Amy Jenkins is nobody's fool, and it is unlikely that she ever truly believed the hype about herself. And looking back, there were, even in the early stages, indicators that may have made her slightly nervous. After all, she did indeed invent This Life, but the programme only became really successful in its second series, which was written not by Jenkins but by a team of professional script-writers.

So when the giant-sized advances started rolling in, she must surely have had some jitters about her ability to follow through. But she braved it out, with a mass of self-publicity that included newspaper interviews celebrating her beginnings with a stall on the Portobello Road, the silver BMW and the Chelsea house in which she now lives, and the time she spent in therapy. Only occasionally did she appear to have lost her "cool" perspective - though she will perhaps prefer to forget turning up at the launch of HoneyMoon in a wedding dress, or allowing an admiring BBC documentary film crew into her life.

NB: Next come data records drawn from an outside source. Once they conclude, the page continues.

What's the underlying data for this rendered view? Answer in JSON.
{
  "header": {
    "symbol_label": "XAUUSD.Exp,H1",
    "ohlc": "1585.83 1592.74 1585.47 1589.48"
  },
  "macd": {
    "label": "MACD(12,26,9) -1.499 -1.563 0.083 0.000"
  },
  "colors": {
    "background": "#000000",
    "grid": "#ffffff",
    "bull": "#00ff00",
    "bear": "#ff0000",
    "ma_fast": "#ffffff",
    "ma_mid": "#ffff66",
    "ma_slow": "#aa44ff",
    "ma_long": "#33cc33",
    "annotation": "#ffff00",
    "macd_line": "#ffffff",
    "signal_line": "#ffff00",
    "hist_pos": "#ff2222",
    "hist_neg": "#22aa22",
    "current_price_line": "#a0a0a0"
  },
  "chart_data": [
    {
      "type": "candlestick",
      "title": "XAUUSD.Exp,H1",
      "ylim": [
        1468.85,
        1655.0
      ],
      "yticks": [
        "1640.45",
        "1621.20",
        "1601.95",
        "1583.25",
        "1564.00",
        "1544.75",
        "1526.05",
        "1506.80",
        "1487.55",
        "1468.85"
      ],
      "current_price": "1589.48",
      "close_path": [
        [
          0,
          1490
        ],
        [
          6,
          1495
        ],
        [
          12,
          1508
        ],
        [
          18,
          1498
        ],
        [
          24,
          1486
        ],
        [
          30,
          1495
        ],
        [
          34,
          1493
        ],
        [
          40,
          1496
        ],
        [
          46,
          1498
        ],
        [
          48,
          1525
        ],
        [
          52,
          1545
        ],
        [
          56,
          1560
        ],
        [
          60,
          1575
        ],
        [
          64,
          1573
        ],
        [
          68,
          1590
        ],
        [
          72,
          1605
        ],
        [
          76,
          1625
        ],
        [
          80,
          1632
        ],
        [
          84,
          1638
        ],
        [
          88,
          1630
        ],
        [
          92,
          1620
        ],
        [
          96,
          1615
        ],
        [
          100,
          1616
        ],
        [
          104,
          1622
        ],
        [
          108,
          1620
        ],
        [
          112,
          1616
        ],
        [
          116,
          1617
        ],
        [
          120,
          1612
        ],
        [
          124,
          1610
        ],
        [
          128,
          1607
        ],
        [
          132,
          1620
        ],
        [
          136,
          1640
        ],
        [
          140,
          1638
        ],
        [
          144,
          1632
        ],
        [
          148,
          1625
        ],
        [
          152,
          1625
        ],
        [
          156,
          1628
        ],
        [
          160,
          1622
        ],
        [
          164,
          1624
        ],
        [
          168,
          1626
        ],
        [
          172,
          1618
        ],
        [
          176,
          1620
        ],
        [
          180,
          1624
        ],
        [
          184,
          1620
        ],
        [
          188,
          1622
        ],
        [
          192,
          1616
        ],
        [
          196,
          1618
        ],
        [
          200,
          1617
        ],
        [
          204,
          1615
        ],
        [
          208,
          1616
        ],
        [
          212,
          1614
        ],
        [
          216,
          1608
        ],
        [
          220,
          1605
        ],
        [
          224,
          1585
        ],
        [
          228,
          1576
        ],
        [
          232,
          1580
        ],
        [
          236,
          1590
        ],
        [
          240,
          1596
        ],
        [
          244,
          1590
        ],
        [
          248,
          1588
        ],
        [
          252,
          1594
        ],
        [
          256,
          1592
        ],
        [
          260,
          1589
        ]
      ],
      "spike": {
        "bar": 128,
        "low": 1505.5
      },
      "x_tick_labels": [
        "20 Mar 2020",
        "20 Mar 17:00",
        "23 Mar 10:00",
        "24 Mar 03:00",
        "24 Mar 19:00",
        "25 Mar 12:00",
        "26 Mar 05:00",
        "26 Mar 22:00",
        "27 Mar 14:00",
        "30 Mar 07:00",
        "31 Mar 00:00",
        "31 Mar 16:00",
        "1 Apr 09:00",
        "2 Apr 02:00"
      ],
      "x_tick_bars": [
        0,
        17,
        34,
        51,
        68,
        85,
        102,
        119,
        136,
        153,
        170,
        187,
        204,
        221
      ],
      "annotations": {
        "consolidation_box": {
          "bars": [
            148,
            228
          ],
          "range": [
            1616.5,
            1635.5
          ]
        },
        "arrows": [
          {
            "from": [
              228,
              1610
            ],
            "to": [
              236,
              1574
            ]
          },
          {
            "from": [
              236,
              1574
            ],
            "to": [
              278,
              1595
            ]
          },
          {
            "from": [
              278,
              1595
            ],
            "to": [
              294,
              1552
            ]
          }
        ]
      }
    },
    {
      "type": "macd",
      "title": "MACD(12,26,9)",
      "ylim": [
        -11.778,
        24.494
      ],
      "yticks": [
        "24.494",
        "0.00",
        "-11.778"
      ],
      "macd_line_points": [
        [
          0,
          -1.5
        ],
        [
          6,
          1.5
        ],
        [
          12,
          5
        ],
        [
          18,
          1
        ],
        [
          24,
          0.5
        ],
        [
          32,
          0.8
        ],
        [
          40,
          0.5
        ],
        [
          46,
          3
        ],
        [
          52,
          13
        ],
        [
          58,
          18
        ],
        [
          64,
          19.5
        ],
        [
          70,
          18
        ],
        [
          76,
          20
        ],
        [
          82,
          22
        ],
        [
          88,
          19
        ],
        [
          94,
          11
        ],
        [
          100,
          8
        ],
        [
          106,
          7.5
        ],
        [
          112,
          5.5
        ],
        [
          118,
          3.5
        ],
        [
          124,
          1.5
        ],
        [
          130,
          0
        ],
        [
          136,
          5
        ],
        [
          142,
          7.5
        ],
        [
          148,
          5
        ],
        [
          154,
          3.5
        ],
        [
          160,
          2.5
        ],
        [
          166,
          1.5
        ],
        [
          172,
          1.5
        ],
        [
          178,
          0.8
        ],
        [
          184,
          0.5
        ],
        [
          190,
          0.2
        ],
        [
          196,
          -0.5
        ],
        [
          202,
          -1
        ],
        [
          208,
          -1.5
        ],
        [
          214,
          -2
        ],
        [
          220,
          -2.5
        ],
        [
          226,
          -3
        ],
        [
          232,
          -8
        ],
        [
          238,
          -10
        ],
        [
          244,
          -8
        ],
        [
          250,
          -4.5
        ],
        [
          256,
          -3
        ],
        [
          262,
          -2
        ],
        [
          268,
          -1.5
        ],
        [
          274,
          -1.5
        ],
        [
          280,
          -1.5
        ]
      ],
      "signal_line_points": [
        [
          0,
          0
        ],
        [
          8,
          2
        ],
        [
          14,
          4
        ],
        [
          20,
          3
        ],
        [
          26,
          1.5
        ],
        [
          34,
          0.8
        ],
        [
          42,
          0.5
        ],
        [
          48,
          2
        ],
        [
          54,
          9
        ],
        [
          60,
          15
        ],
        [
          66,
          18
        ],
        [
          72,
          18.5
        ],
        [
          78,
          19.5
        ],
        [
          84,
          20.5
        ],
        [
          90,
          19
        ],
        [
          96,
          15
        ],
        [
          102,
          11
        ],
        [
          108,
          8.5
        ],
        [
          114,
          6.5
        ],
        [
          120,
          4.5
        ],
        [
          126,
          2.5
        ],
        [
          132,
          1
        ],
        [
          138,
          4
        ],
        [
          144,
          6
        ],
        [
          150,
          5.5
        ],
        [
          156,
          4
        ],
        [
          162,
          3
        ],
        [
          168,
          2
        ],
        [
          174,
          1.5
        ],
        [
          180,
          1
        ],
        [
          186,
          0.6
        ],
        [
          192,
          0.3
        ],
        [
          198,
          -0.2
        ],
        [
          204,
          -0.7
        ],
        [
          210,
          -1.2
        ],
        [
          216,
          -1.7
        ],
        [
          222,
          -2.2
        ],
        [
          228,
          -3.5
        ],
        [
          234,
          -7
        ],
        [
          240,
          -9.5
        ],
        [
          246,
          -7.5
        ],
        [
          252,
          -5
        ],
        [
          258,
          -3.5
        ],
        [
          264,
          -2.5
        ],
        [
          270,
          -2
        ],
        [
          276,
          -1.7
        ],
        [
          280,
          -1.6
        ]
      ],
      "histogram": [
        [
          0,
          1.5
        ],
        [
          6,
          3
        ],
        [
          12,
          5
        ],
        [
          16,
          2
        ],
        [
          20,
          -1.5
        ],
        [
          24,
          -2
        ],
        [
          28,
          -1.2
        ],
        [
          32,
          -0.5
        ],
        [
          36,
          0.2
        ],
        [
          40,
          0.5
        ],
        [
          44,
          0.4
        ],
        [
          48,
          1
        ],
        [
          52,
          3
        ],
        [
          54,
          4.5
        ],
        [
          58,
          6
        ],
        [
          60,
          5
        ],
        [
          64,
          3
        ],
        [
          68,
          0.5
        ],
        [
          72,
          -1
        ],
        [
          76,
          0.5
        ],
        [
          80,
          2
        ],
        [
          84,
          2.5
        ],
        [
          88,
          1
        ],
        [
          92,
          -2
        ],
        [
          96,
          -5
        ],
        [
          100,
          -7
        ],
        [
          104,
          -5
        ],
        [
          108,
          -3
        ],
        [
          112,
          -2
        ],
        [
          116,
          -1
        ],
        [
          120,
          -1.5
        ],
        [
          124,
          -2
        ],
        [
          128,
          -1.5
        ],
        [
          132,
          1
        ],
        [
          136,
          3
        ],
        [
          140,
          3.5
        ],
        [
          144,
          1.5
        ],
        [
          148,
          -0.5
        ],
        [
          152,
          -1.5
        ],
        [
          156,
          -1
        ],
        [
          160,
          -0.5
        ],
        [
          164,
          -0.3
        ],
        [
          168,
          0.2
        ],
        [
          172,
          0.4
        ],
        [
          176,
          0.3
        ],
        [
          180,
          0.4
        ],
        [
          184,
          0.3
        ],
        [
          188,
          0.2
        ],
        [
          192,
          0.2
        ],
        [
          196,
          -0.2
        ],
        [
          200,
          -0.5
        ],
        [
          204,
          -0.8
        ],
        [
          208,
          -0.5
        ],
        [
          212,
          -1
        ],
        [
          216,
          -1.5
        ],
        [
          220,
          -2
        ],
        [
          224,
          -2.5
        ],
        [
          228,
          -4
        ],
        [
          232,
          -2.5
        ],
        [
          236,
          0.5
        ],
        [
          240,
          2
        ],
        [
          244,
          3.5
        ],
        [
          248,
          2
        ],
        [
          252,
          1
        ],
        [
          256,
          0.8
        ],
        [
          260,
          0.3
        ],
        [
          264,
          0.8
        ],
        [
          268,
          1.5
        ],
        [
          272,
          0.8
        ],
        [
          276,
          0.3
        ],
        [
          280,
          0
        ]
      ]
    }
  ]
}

We shouldn't be too hard on Amy Jenkins, nor should we lose too much sleep over her fate. Even some of the literary insiders who are critical of Jenkins's work, also confess to having some sympathy for her. "Hodder didn't give her the [media] training she needed," says Patrick Walsh. "And they could have hired a good novelist to work with her anonymously. That wouldn't have been usual, but when you pay out that sort of money you can make up the rules as you go along." Maybe a million pounds is due compensation for what is turning into a very public humiliation.

In the end, her failure is the failure of an entire industry which thrives on hype, and pays too much, too soon, to too few. And, of course, Ms Jenkins may have the last laugh. When we tried to contact her yesterday, we were told she was "in LA". The next million-dollar Amy Jenkins project can only be a deal away.